About this WINE
The estate was originally purchased in 1988 by Stak & Sharon and the first wine was produced in 1992. The Schmelzer family acquired Monte Bernardi at the end of 2003 and they are now building on what Stak successfully started, investing money in both the vineyards and the winery.
The Monte Bernardi estate extends over 52 hectares (130 acres), of which 15 hectares and 5 of those hectares are old vines of 45+ years. The vineyards are situated in the hilly, southern most region of Panzano, an area that has been acknowledged as one of the Grand Cru of Chianti Classico, and is considered capable of making wines that can compete with the best in the world. The vines are planted on a soil of a high rock content mixture, which dependent on the vineyard consists of shale (Galestro), marl and limestone (Alberese).
The vineyards are perfectly situated - standing at an altitude of 350 meters above sea level, surrounded by forests and enjoying a southern exposure, with the river Pesa flowing just a few hundred meters to the south. These factors contribute to the unique micro-climate of Monte Bernardi.
Chianti Classico is a leading Tuscan DOCG zone which covers approximately 7,000 hectares between Florence and Siena. Its vineyards stretch into the Apennine foothills at altitudes of between 150m and 500m, and encompass two distinct terroirs and styles. The sandy, alluvial soils of the lower sites yield fuller, meatier wines while the limestone and galestro rocks of the higher vineyards deliver finer, more ethereal examples.

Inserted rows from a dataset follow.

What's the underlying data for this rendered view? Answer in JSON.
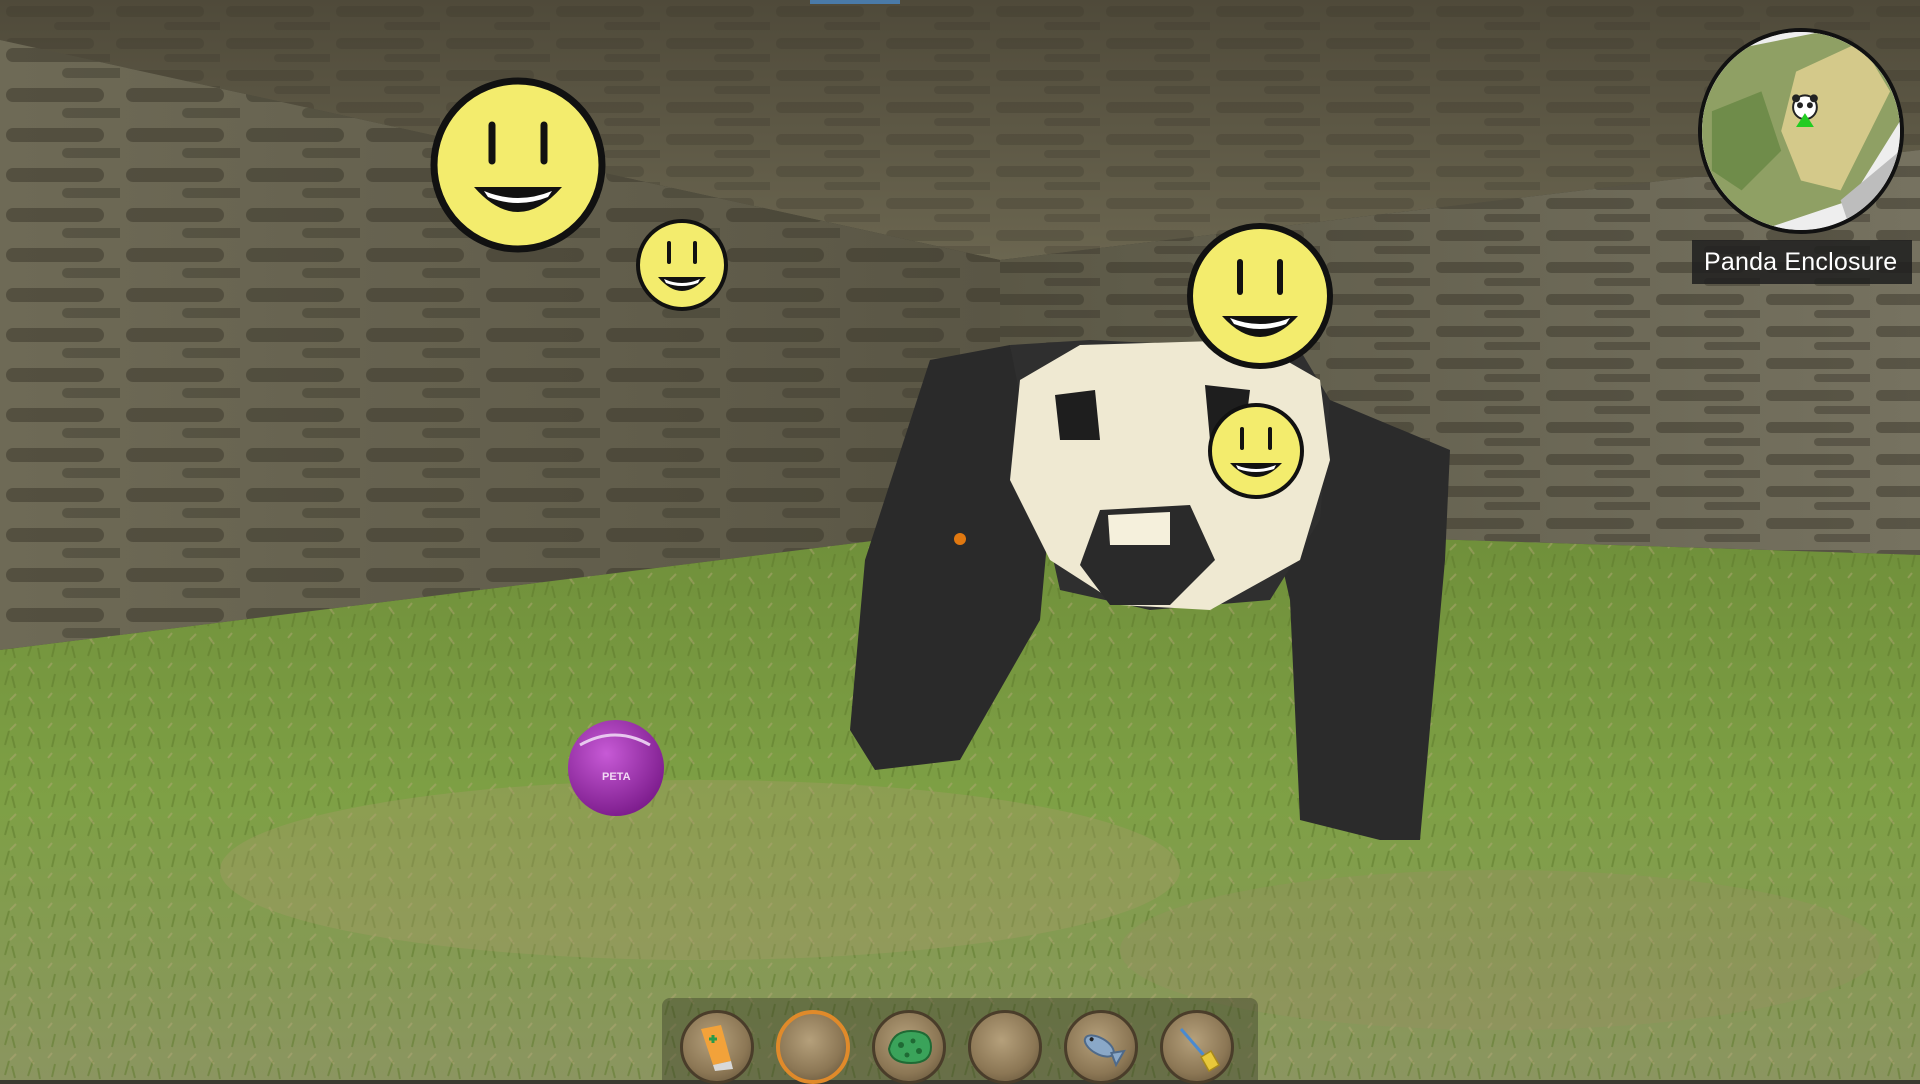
{
  "location": {
    "name": "Panda Enclosure"
  },
  "colors": {
    "crosshair": "#e07810",
    "selected_slot": "#e08a2a",
    "minimap_player": "#22cc22"
  },
  "hotbar": {
    "selected_index": 1,
    "slots": [
      {
        "icon": "ointment-tube-icon"
      },
      {
        "icon": "empty-slot"
      },
      {
        "icon": "sponge-icon"
      },
      {
        "icon": "empty-slot"
      },
      {
        "icon": "fish-icon"
      },
      {
        "icon": "broom-icon"
      }
    ]
  },
  "scene": {
    "subject": "panda-icon",
    "happiness_indicator": "smiley-face-icon",
    "ball_text": "PETA"
  }
}
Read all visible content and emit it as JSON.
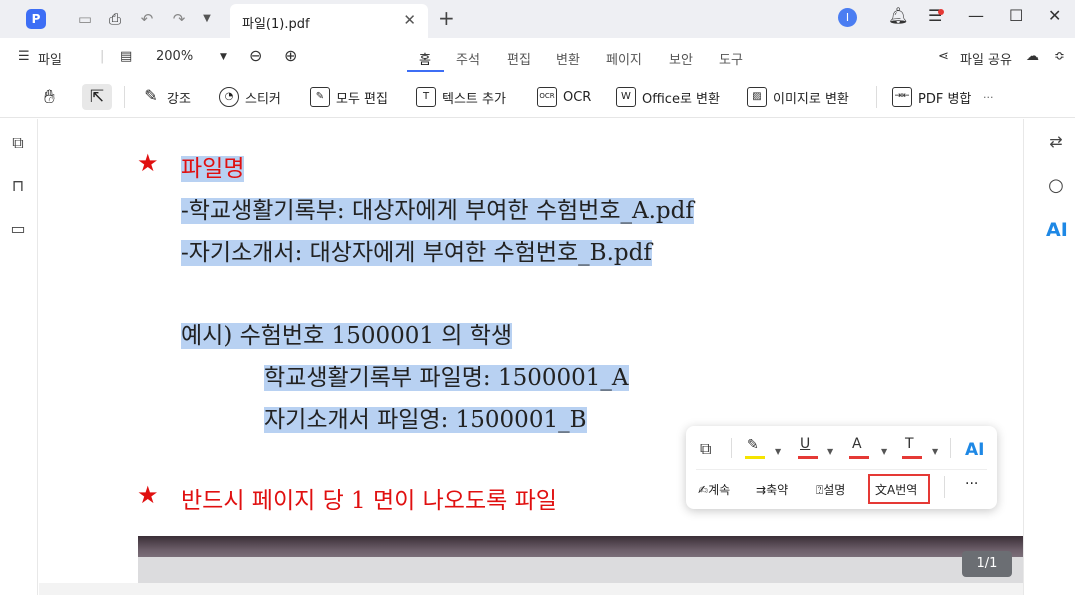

The origins of Chianti date back to the Middle Ages, although Chianti Classico was really born in 1716 when Grand Duke Cosimo III of Tuscany classified the zone, identifying the villages of Radda, Greve, Panzano, Gaiole and Castellina as the leading sites; these same villages still represent the nucleus of the Chianti Classico DOCG today. The regulations have been revised, however, to insist that the wine is made from a minimum 80 percent Sangiovese and a maximum 20 percent Canaiolo and ameliorative grapes (ie Merlot and Cabernet Sauvignon); from the 2006 vintage, no white grapes are allowed.
Chianti Classico cannot be released until 1st October in the year following the harvest, while Chianti Classico Riserva must undergo 24 months of ageing before release, including at least three months in bottle. At the region’s top addresses, French barriques are gradually being adopted in the place of the traditional, larger slavonian botte.
The most widely planted grape in Bordeaux and a grape that has been on a relentless expansion drive throughout the world in the last decade. Merlot is adaptable to most soils and is relatively simple to cultivate. It is a vigorous naturally high yielding grape that requires savage pruning - over-cropped Merlot-based wines are dilute and bland. It is also vital to pick at optimum ripeness as Merlot can quickly lose its varietal characteristics if harvested overripe.
In St.Emilion and Pomerol it withstands the moist clay rich soils far better than Cabernet grapes, and at it best produces opulently rich, plummy clarets with succulent fruitcake-like nuances. Le Pin, Pétrus and Clinet are examples of hedonistically rich Merlot wines at their very best. It also plays a key supporting role in filling out the middle palate of the Cabernet-dominated wines of the Médoc and Graves.